Compliance with the new TILA-RESPA Integrated Disclosure/Know Before You Owe (TRID/KBYO) rule will likely be an area of Bureau concern in 2016. The rule took effect on October 3, 2015 and does not include a “hold harmless” period for errors as lenders implement the new disclosure requirements, although letters from the OCC, FDIC, and CFPB have clarified that regulators will focus in the beginning on institutions’ implementation plans, training, and handling of early technical problems. It is likely that the CFPB will require remediation back to the rule’s compliance date when it identifies tangible consumer harm, but it is unlikely that the Bureau will bring enforcement actions initially based on technical issues where there is no tangible consumer harm.
GSEs have also issued letters stating they will not perform TRID/KBYO compliance file reviews at the beginning of the implementation period. The GSEs further stated that it will not exercise its repurchase and other remedies unless (1) a required form is not used or (2) a practice would impair its enforcement of its rights against borrowers. In contrast, the FHA has stated that it expects lenders to comply with “all federal, state, and local laws, rules, and requirements applicable to the mortgage transaction as outlined in [the] FHA Handbook….”
MSAs and RESPA Enforcement
The CFPB set forth a strong position in October 2015 regarding Section 8 of RESPA, which generally prohibits kickbacks in connection with the referral of settlement services. Through enforcement actions, the CFPB has taken a broad interpretation of the term “thing of value,” finding that the opportunity to participate in a business—even if market rates are paid for services—can itself constitute a thing of value sufficient to create Section 8 liability for kickbacks.
This calls into question the legality of marketing services agreements (MSAs) generally.
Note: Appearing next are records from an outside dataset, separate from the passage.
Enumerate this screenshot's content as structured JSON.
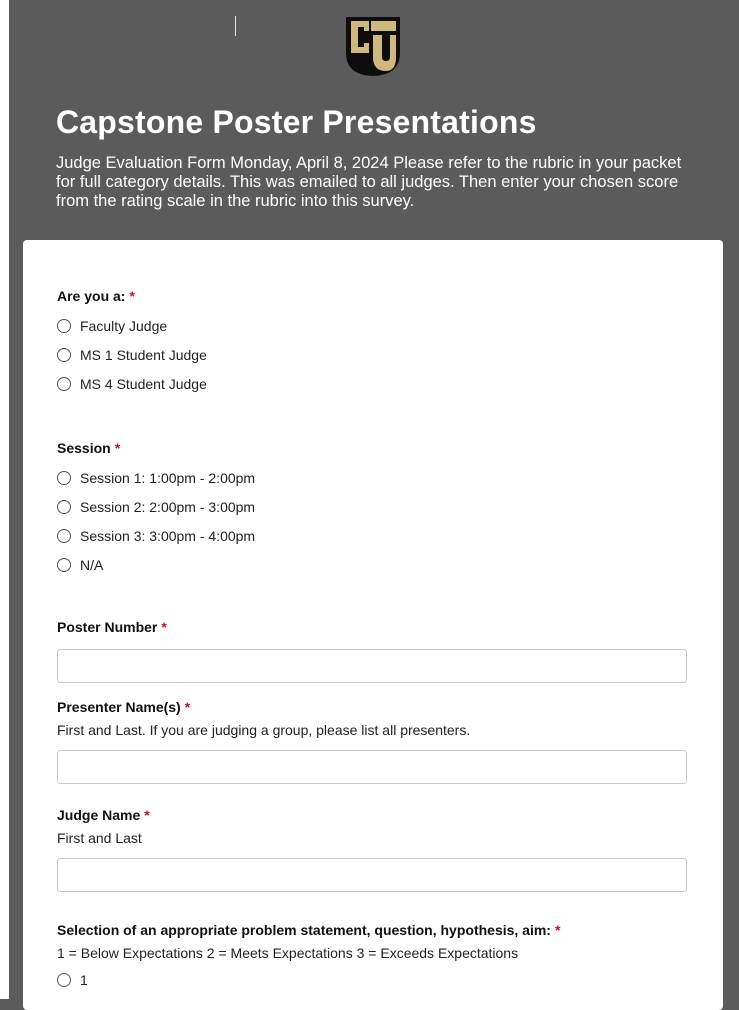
{
  "header": {
    "title": "Capstone Poster Presentations",
    "description": "Judge Evaluation Form Monday, April 8, 2024 Please refer to the rubric in your packet for full category details. This was emailed to all judges. Then enter your chosen score from the rating scale in the rubric into this survey.",
    "logo_icon": "cu-logo-icon",
    "colors": {
      "header_bg": "#5b5b5b",
      "logo_gold": "#cfb87c",
      "required": "#c8102e"
    }
  },
  "form": {
    "required_marker": "*",
    "role": {
      "label": "Are you a:",
      "options": [
        "Faculty Judge",
        "MS 1 Student Judge",
        "MS 4 Student Judge"
      ]
    },
    "session": {
      "label": "Session",
      "options": [
        "Session 1: 1:00pm - 2:00pm",
        "Session 2: 2:00pm - 3:00pm",
        "Session 3: 3:00pm - 4:00pm",
        "N/A"
      ]
    },
    "poster_number": {
      "label": "Poster Number",
      "value": ""
    },
    "presenter_names": {
      "label": "Presenter Name(s)",
      "help": "First and Last. If you are judging a group, please list all presenters.",
      "value": ""
    },
    "judge_name": {
      "label": "Judge Name",
      "help": "First and Last",
      "value": ""
    },
    "problem_statement": {
      "label": "Selection of an appropriate problem statement, question, hypothesis, aim:",
      "help": "1 = Below Expectations 2 = Meets Expectations 3 = Exceeds Expectations",
      "options": [
        "1"
      ]
    }
  }
}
While the CFPB has stated that it does not view MSAs as per se illegal and has acknowledged that it does not have the authority to declare them per se illegal without a formal rulemaking process, it is possible that the Bureau may pursue further public enforcement actions regarding MSAs if it does not see institutions pulling back from using them. State examiners are also aware of the issue and may refer nonbank entities that they supervise to the CFPB if they see issues with MSA usage. Courts are getting the opportunity to weigh in on these RESPA issues, through the appeal to the D.C. Circuit of the PHH enforcement action and the 9th Circuit’s reversal of the district court’s refusal to certify the class in Edwards v. FAC.
LO Compensation Rule
The CFPB has been aggressive in applying the Federal Reserve Board’s LO Compensation rule, as amended by the CPFB. While the rule was passed to avoid steering of borrowers into certain products, the CFPB does not need to establish steering to prove a violation and instead tends to build cases based on technical non-compliance with the rule. In bringing cases under the rule, the CFPB often names individuals as well as companies. It should be noted that the CFPB views payments to LLCs controlled by producing branch managers based on mortgage profits as illegal compensation under the rule. In examinations, the CFPB typically looks for a written compensation plan and cites institutions that do not reflect their compensation practices in their plan, even if those practices are legal.
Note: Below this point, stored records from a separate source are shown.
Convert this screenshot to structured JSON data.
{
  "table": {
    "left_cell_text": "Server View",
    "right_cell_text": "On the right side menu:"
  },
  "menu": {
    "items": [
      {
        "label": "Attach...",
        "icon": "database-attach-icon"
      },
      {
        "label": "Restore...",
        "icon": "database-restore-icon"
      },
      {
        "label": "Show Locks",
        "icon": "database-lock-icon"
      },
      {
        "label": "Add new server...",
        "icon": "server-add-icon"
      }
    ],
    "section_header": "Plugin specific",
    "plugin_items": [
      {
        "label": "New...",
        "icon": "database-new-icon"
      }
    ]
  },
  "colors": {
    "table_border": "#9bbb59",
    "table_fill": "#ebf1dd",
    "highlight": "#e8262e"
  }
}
Examination Enforcement Trends and UDAAP
The CFPB has heighted its focus on vendor management, scrutinizing vendor products and services during examinations (including the marketing of these products and services as well as the value they add), and will bring enforcement actions or court cases where it finds issues. Biweekly payments are one area of heighted scrutiny, as the CFPB has been skeptical of the value added by this service. The Bureau has also focused on loss mitigation contracts that suggest that a borrower has waived rights in connection with receiving the modification.
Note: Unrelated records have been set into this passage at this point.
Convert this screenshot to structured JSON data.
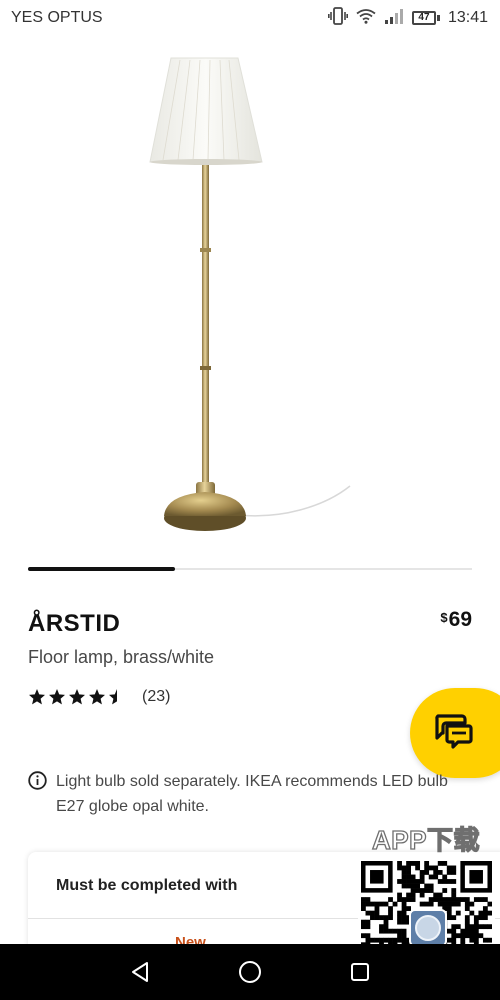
{
  "status_bar": {
    "carrier": "YES OPTUS",
    "battery": "47",
    "time": "13:41",
    "icons": [
      "vibrate-icon",
      "wifi-icon",
      "signal-icon",
      "battery-icon"
    ]
  },
  "gallery": {
    "image_icon": "floor-lamp-image",
    "progress": 0.33
  },
  "product": {
    "name": "ÅRSTID",
    "currency": "$",
    "price": "69",
    "description": "Floor lamp, brass/white",
    "rating": 4.5,
    "review_count": "(23)"
  },
  "chat_button": {
    "icon": "chat-icon",
    "color": "#ffd000"
  },
  "info": {
    "icon": "info-icon",
    "text": "Light bulb sold separately. IKEA recommends LED bulb E27 globe opal white."
  },
  "card": {
    "title": "Must be completed with",
    "badge": "New",
    "badge_color": "#c8501a"
  },
  "watermark": {
    "text": "APP下载",
    "icon": "qr-code-icon"
  },
  "nav_bar": {
    "buttons": [
      "back-icon",
      "home-icon",
      "recents-icon"
    ]
  }
}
“What’s old is new again” in 2016 fair lending – issues such as pricing, discretion, and the charging or waiving of fees remain important. Regulators will remain focused on redlining and access to credit. The September 24, 2015 Hudson City Savings Bank enforcement action, requiring the bank to pay $27 million, focused on the role of brokers in redlining. The CFPB’s Office of Fair Lending and Equal Opportunity is a hybrid examination and enforcement division, which provides insight into the CFPB’s approach to fair lending. The CFPB also will look at nonbanks’ fair lending and bring enforcement actions against these institutions to the extent it finds problems.